After reading this topic Rise time $({t_r})$ in Time response of a second-order control system for subjected to a unit step input underdamped case, you will understand the theory, expression, plot, and derivation.
A block diagram of the second order closed-loop control system with unity negative feedback is shown below in Figure 1,
The general expression for the time response of a second order control system or underdamped case is
\[c(t) = 1 – \frac{{{e^{ – \xi {\omega _n}t}}}}{{\sqrt {1 – {\xi ^2}} }}\sin \left[ {({\omega _n}\sqrt {1 – {\xi ^2}} )t + \theta } \right]…(1)\]
Also Equation 1, is plotted in Figure 2 as shown below
Rise time $(t_r)$
The time needed for the response c(t) to reach from 10% to 90% of the final value for over-damped system or from 0% to 100% of the final value for underdamped system, for the first time.

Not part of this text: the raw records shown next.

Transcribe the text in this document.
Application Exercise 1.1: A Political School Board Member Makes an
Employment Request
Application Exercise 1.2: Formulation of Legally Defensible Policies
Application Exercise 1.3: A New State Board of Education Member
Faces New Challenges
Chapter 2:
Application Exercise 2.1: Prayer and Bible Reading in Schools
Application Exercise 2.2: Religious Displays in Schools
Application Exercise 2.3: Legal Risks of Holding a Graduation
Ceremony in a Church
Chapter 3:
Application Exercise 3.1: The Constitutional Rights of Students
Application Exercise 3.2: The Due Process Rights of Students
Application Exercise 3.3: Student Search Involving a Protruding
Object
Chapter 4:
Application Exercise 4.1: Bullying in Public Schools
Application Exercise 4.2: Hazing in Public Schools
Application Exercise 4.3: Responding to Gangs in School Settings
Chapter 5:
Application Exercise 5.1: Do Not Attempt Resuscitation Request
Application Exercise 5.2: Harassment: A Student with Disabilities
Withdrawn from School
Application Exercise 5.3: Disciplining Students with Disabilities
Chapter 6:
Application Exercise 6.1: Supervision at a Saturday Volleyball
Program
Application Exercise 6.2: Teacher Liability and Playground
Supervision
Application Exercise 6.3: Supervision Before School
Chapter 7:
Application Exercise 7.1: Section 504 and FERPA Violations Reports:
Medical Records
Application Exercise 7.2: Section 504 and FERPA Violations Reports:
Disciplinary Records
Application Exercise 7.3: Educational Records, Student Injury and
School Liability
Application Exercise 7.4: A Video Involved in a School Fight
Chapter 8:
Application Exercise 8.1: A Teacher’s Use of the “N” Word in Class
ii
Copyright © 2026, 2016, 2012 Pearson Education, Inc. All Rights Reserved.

The rise time $({t_r})$ occurs when time response c(t) reaches to unity for the first time, so at $t = {t_r}$,
\[c({t_r}) = 1….(2)\]
Using Equation 1 and Equation 2,
\[1 = 1 – \frac{{{e^{ – \xi {\omega _n}{t_r}}}}}{{\sqrt {1 – {\xi ^2}} }}\sin \left[ {({\omega _n}\sqrt {1 – {\xi ^2}} ){t_r} + \theta } \right]\]
or simply,
\[\frac{{{e^{ – \xi {\omega _n}{t_r}}}}}{{\sqrt {1 – {\xi ^2}} }}\sin \left[ {({\omega _n}\sqrt {1 – {\xi ^2}} ){t_r} + \theta } \right] = 0….(3)\]
The term ${e^{ – \xi {\omega _n}{t_r}}}/\sqrt {1 – {\xi ^2}} $ of Equation 3 is finite and hence,
\[\sin \left[ {({\omega _n}\sqrt {1 – {\xi ^2}} ){t_r} + \theta } \right] = 0…..(4)\]
The solution of above Equation 4 is,
\[({\omega _n}\sqrt {1 – {\xi ^2}} ){t_r} + \theta = \pi ….(5)\]
Equation 5 can be written as
\[{t_r} = \frac{{\pi – \theta }}{{{\omega _n}\sqrt {1 – {\xi ^2}} }}…..(6)\]
Put ${\omega _d} = {\omega _n}\sqrt {1 – {\xi ^2}}$ in Equation 6 gives,
\[{t_r} = \frac{{\pi – \theta }}{{{\omega _d}}}\]
where,
\[\theta = {\cos ^{ – 1}}\xi \]